Triisobutylaluminium
- Names: IUPAC name Triisobutylaluminum

Identifiers
- CAS Number: 100-99-2;
- 3D model (JSmol): Interactive image;
- ChemSpider: 10430353;
- ECHA InfoCard: 100.002.643
- EC Number: 202-906-3;
- PubChem CID: 16682931;
- UNII: 09P2THV2X4;
- UN number: 3394 3051
- CompTox Dashboard (EPA): DTXSID0026670 ;

Properties
- Chemical formula: C_{12}H_{27}Al
- Molar mass: 198.330 g·mol^{−1}
- Appearance: Colorless liquid
- Density: 0.786 g/mL at 25 °C
- Melting point: 4 to 6 °C (39 to 43 °F; 277 to 279 K)
- Boiling point: 86 °C (13 hPa)
- Hazards: GHS labelling:
- Pictograms: GHS02: Flammable GHS05: Corrosive
- Signal word: Danger
- Hazard statements: H250, H260, H314
- Precautionary statements: P210, P222, P223, P231+P232, P260, P264, P280, P301+P330+P331, P302+P334, P303+P361+P353, P304+P340, P305+P351+P338, P310, P321, P335+P334, P363, P370+P378, P402+P404, P405, P422, P501

Structure
- Point group: C_{3h}

= Triisobutylaluminium =

Triisobutylaluminium (TiBA) is an organoaluminium compound with the formula Al(CH_{2}CH(CH_{3})_{2})_{3}. This colorless pyrophoric liquid is mainly used to make linear primary alcohols and α-olefins.

==Structure==
Triisobutylaluminium exists in equilibrium with its dimer.

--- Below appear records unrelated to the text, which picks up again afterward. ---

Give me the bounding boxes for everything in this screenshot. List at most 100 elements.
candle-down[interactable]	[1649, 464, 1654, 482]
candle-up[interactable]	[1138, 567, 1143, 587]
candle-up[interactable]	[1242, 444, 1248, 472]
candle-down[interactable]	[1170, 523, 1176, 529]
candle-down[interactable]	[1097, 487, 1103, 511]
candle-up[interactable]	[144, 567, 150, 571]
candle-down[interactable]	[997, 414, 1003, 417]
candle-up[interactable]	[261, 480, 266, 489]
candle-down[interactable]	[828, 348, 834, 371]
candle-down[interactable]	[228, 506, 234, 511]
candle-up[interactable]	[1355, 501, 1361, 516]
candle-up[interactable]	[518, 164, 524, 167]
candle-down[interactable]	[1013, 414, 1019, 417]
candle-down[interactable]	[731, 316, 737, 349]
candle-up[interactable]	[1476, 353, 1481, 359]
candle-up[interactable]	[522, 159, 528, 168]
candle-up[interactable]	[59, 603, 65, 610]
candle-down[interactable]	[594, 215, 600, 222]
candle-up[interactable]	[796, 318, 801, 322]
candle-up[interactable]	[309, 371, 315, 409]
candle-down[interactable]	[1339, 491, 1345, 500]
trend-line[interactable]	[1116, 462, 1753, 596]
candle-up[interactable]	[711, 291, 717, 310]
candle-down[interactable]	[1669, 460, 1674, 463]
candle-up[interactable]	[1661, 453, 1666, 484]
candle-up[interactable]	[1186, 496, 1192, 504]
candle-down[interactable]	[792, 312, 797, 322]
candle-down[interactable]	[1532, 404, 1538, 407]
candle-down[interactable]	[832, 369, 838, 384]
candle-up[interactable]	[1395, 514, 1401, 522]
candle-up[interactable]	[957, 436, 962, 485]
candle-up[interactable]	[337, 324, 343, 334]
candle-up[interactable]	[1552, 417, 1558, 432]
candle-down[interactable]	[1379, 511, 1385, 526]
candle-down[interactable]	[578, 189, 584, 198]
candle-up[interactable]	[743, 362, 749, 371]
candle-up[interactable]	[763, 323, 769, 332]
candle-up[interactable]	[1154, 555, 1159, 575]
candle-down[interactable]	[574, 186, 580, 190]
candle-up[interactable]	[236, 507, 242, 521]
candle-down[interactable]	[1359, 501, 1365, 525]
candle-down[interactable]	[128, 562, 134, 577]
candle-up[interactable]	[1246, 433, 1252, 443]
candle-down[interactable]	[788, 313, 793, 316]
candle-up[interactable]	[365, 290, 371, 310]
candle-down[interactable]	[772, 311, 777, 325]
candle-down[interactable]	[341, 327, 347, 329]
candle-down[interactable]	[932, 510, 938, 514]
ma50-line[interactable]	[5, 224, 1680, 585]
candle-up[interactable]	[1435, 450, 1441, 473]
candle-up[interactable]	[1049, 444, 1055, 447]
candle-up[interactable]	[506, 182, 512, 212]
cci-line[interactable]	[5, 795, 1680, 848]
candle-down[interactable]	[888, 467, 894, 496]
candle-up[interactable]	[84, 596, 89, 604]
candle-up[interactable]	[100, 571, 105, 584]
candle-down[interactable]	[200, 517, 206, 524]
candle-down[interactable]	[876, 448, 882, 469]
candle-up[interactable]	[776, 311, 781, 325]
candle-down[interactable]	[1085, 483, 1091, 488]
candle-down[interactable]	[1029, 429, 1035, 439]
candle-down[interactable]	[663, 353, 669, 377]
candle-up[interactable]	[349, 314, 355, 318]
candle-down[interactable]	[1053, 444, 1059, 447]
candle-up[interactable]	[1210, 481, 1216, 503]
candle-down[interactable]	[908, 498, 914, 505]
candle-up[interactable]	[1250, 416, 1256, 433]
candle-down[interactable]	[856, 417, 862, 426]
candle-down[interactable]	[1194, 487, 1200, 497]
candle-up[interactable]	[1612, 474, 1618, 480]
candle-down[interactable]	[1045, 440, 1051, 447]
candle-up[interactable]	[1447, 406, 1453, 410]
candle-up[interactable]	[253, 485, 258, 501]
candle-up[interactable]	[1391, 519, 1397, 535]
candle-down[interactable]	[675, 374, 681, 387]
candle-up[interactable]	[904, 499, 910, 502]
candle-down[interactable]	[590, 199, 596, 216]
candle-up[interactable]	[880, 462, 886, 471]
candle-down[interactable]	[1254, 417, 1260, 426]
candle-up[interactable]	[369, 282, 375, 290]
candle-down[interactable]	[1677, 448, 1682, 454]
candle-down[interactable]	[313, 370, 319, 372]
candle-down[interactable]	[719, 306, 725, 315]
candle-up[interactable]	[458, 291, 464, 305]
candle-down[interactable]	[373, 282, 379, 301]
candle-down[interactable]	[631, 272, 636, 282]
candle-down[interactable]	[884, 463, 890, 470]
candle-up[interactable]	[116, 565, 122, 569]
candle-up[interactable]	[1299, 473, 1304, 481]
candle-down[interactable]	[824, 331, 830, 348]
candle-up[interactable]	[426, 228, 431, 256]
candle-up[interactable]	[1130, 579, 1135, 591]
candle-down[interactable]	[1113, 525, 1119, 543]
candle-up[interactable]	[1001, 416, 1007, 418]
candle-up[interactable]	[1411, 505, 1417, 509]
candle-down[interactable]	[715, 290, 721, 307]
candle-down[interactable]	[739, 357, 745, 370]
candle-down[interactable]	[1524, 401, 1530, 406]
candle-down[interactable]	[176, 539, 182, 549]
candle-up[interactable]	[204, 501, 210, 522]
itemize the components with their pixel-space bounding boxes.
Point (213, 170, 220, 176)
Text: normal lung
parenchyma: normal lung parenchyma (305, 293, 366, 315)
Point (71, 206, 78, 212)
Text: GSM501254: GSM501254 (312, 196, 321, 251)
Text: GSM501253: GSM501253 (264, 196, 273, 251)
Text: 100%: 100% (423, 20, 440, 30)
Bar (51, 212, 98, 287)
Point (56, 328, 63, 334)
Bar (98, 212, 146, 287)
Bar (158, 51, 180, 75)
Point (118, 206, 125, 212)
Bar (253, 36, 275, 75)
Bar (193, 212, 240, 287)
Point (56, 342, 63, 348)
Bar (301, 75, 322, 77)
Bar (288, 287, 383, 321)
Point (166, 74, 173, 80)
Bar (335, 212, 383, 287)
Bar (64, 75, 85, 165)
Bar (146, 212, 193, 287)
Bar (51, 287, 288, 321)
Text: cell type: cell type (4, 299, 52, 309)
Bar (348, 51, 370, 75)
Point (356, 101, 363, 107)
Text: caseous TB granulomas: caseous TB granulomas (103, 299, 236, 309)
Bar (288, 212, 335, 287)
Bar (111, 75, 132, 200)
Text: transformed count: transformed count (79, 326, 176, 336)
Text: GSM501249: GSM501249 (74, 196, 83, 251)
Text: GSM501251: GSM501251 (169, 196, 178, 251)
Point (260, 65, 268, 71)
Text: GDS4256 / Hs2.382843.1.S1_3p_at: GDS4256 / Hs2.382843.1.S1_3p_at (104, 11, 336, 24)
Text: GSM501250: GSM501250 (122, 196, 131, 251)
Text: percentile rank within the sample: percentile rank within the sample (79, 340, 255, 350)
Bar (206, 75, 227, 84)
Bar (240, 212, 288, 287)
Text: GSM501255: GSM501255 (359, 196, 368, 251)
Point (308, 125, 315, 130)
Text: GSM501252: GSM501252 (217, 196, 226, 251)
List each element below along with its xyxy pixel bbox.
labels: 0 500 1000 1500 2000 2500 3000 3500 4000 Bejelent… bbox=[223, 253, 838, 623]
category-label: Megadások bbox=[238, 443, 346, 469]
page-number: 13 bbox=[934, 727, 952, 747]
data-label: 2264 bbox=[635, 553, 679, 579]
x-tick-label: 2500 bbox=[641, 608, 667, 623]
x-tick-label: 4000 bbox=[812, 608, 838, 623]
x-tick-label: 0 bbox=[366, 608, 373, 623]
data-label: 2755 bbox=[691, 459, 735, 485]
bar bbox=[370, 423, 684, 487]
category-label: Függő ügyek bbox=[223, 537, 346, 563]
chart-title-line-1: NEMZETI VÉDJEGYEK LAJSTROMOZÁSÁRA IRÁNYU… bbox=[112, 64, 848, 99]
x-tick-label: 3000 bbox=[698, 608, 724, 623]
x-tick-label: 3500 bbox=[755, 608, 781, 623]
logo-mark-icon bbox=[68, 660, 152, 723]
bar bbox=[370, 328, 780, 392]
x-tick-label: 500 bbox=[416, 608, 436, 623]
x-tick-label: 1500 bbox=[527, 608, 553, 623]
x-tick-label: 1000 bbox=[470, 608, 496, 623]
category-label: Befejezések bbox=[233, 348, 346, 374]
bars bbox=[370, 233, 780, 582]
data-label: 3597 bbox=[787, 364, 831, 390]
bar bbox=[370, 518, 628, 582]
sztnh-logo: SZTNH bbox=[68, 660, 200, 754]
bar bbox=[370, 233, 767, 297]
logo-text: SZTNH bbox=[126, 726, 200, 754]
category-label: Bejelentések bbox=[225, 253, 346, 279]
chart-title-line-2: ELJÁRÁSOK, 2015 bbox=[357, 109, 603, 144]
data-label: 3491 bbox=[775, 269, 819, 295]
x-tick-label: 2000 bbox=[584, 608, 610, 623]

The equilibrium constant, K_{D}, is 3.810 at 20 °C.
 2 Al(CH_{2}CH(CH_{3})_{2})_{3} [Al(CH_{2}CH(CH_{3})_{2})_{3}]_{2}
In the dimer, the bridging carbon-aluminium bond is elongated and exhibits evidence of restricted rotation. For the sake of simplicity, TiBA is written as the monomer in this article.

==Synthesis==
Trialkylaluminium compounds are available industrially through the reactions of aluminium powder, hydrogen gas, and the desired alkenes. The synthesis of TiBA requires two steps; the first step produces diisobutylaluminium hydride (written as a monomer):
4 CH_{2}=C(CH_{3})_{2} + 2 Al + 3 H_{2} → 2 HAl(CH_{2}CH(CH_{3})_{2})_{2}
In the second step isobutylene adds to the diisobutylaluminium to give TiBA:
CH_{2}=C(CH_{3})_{2} + HAl(CH_{2}CH(CH_{3})_{2})_{2} → Al(CH_{2}CH(CH_{3})_{2})_{3}

==Reactions==
α-olefins are readily eliminated from β-branched trialkylaluminium compounds. Trialkylaluminium compounds are used in the industrial production of polymers. In the most common of these compounds, TIBA, a substantial level of Al – H bonds are present at equilibrium. The greater stability of unbranched trialkylaluminium compounds relative to branched trialkylaluminium compounds in TIBA forms the basis for a general synthesis of triethyl- and higher linear trialkylaluminium materials from triisobutylaluminium.

Al(CH_{2}CH(CH_{3})_{2})_{3} + 3 RCH=CH_{2} → Al(CH_{2}CH_{2}R)_{3} + 3 CH_{2}=C(CH_{3})_{2}

==Safety==
Like most organoaluminium compounds, TiBA reacts violently with water and air.